Bien sût qu’il se moquait d’elle. Il n’était pas arrivé où il était sans quelques conseils avisés de sa part. Nora était une excellente négociatrice et la place de cheffe d’entreprise lui siérait parfaitement. Elle n’était d’ailleurs pas à la tête des Nebulinae parce qu’elle était assez têtue pour vouloir monter seule son propre empire. Il n’avait aucun doute sur le fait qu’elle l’amadouait en disant vouloir devenir seulement cheffe de branche chez LogiCro, mais il y avait fort à parier qu’elle négocierait une certaine forme d’indépendance dans le contrat final.
— Tu aurais pu me demander tout ça sans que l’on se marie.
— C’est vrai. Mais j’aurais dû alors me fâcher avec mon père, ce que je ne souhaite pas, et donc trouver un autre candidat convenable. Que de travail alors que je t’ai toi. Et n’aurais-tu pas été un peu jaloux que je me marie à un inconnu ?
Erwan ne lui fit pas le plaisir de répondre. Ce chat était un véritable diablotin.
Morgan se laissa rattraper par Sasha et toutes les deux firent en roulé-boulé dans les fourrés, le poil couvert de branches et d’humus. La renarde s’ébroua, laissant échapper un petit aboiement satisfait. Elle s’assit, un peu haletante, et regarda avec admiration Morgan se secouer. Elle voyait enfin sa métamorphose complète. Un immense loup de presque un mètre au garrot au poitrail puissant.
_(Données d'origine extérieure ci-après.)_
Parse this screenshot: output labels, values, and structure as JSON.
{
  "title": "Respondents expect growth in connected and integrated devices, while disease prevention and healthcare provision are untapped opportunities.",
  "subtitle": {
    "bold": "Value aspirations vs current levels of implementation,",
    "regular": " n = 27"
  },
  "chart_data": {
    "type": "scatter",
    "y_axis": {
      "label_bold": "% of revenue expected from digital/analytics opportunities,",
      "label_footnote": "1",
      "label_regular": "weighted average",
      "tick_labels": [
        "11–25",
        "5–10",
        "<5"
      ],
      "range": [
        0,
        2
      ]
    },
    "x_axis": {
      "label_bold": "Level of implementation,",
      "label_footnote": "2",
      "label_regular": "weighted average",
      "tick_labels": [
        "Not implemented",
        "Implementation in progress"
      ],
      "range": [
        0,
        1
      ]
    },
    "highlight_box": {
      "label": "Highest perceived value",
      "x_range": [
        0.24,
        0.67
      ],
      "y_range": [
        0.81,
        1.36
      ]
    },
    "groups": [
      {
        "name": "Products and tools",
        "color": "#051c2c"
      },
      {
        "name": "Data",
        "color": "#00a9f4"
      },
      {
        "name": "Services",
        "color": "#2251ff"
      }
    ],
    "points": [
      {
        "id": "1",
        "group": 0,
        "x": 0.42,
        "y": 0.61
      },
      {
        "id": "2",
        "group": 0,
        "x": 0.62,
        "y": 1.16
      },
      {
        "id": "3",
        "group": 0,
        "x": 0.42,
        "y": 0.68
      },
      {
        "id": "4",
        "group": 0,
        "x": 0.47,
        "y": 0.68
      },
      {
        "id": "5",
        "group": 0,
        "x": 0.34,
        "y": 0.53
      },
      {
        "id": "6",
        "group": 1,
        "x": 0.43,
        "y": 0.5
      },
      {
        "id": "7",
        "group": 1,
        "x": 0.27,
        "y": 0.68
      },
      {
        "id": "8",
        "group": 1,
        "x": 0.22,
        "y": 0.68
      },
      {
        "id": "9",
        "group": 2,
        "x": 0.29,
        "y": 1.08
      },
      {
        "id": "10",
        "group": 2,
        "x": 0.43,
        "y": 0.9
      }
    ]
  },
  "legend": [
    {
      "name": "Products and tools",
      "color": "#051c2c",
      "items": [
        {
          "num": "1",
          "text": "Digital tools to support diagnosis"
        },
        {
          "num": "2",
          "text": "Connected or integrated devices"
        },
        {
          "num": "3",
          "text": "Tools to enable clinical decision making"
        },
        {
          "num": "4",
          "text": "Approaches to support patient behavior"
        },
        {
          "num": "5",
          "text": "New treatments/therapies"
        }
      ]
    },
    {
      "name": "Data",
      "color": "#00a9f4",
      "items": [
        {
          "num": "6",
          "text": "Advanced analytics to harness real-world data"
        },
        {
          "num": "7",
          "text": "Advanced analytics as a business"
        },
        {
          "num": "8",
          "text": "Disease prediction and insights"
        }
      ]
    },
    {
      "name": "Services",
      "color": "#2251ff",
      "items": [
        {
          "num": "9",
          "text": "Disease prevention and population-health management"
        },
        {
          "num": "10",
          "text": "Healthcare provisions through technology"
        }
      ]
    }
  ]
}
Sa tête était de ce poil gris presque noir qui continuait sa course le long de son échine pour s’éclaircir à la queue, tandis que sa mâchoire, sa poitrine et son ventre étaient d’un beau gris clair qui scintillait aux endroits où le soleil trouait le toit de la forêt. Un loup d’argent. Sasha eut envie de l’entendre hurler. Elle bascula la tête en arrière et émit un ululement un peu comique qui n’avait rien à avoir avec un cri de loup. Morgan se redressa et couina doucement, ce que la renarde prit pour un rire moqueur. Sasha insista et recommença. La louve s’assit alors, bascula la tête, hurla. C’était doux. Mélodieux. Loin du pleur auquel Sasha s’attendait. Il y avait des modulations agréables à son oreille, même si elle ne les comprenait pas. On eut dit que la louve chantait. Lorsqu’elle s’arrêta, Morgan devina sans difficulté l’émerveillement qu’elle lisait dans les yeux de sa renarde. Elle frotta son museau le long de son flanc qui commençait à perdre son pelage blanc d’hiver et reparti en courant.
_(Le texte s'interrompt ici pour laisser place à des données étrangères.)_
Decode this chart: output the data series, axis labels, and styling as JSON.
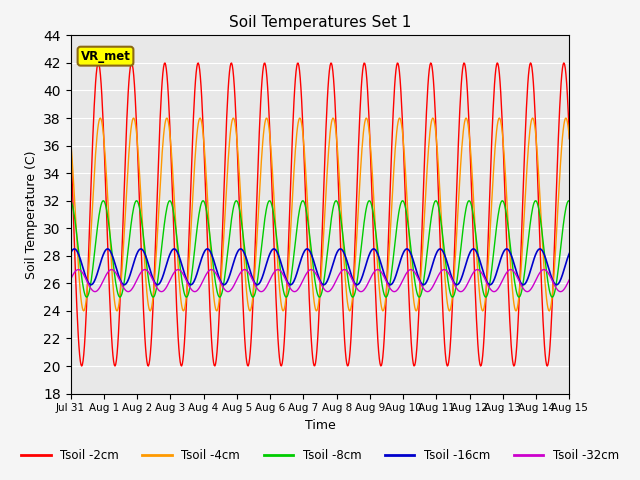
{
  "title": "Soil Temperatures Set 1",
  "xlabel": "Time",
  "ylabel": "Soil Temperature (C)",
  "ylim": [
    18,
    44
  ],
  "yticks": [
    18,
    20,
    22,
    24,
    26,
    28,
    30,
    32,
    34,
    36,
    38,
    40,
    42,
    44
  ],
  "xtick_labels": [
    "Jul 31",
    "Aug 1",
    "Aug 2",
    "Aug 3",
    "Aug 4",
    "Aug 5",
    "Aug 6",
    "Aug 7",
    "Aug 8",
    "Aug 9",
    "Aug 10",
    "Aug 11",
    "Aug 12",
    "Aug 13",
    "Aug 14",
    "Aug 15"
  ],
  "xtick_positions": [
    0,
    1,
    2,
    3,
    4,
    5,
    6,
    7,
    8,
    9,
    10,
    11,
    12,
    13,
    14,
    15
  ],
  "annotation_text": "VR_met",
  "colors": {
    "Tsoil -2cm": "#ff0000",
    "Tsoil -4cm": "#ff9900",
    "Tsoil -8cm": "#00cc00",
    "Tsoil -16cm": "#0000cc",
    "Tsoil -32cm": "#cc00cc"
  },
  "bg_color": "#e8e8e8",
  "grid_color": "#ffffff",
  "amp2": 11.0,
  "mean2": 31.0,
  "phase2": 0.0,
  "amp4": 7.0,
  "mean4": 31.0,
  "phase4": 0.06,
  "amp8": 3.5,
  "mean8": 28.5,
  "phase8": 0.15,
  "amp16": 1.3,
  "mean16": 27.2,
  "phase16": 0.28,
  "amp32": 0.8,
  "mean32": 26.2,
  "phase32": 0.4
}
Un petit garçon se promenant non loin du sentier, flânant oisivement alors que sa mère, très concentrée à chercher des champignons, racontera qu’il avait vu passer au loin un renard pourchassé par le grand méchant loup. Il assurera qu’il les avait vus comme il voyait sa mère lorsque celle-ci s’amusera de son imagination. Il aurait trouvé oreille attentive chez un promeneur un peu plus loin, photographe amateur, qui s’émerveilla de voir passer ces deux magnifiques créatures. Au printemps, appareil photo à la main, il venait tous les jours dans ces bois protégés des chasseurs où les alphas et omégas pouvaient y courir à loisir.
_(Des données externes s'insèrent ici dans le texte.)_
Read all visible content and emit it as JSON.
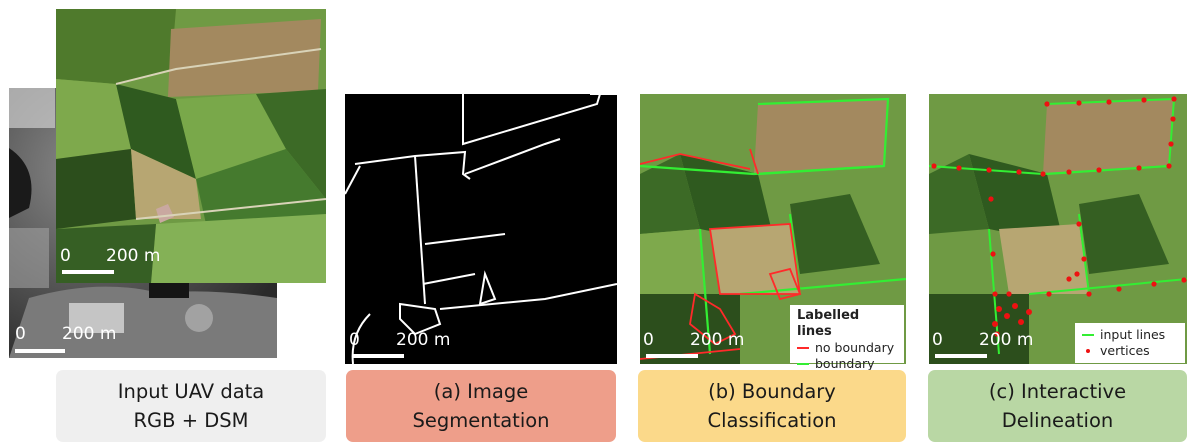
{
  "scale_text": "200 m",
  "scale_zero": "0",
  "stages": [
    {
      "line1": "Input UAV data",
      "line2": "RGB + DSM",
      "color": "#efefef"
    },
    {
      "line1": "(a) Image",
      "line2": "Segmentation",
      "color": "#ee9e8a"
    },
    {
      "line1": "(b) Boundary",
      "line2": "Classification",
      "color": "#fbd98a"
    },
    {
      "line1": "(c) Interactive",
      "line2": "Delineation",
      "color": "#b9d7a4"
    }
  ],
  "legend_b": {
    "title": "Labelled lines",
    "items": [
      {
        "label": "no boundary",
        "color": "#ff2a2a"
      },
      {
        "label": "boundary",
        "color": "#33ee33"
      }
    ]
  },
  "legend_c": {
    "items": [
      {
        "label": "input lines",
        "color": "#33ee33"
      },
      {
        "label": "vertices",
        "color": "#ee1111"
      }
    ]
  }
}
La nuit tomba sur la forêt alors que Morgan et Sasha étaient blotties l’une contre l’autre. Dormir à la belle étoile dans sa peau de renarde était quelque chose que Sasha n’avait jamais fait, pas même enfant. À sa manière de chercher un endroit confortable, elle comprit que la louve, elle, ne s’en était pas privée. Soit. Cela pouvait être amusant. Elle rabattit sa queue contre son museau et s’endormit, la tête de Morgan posée sur la sienne.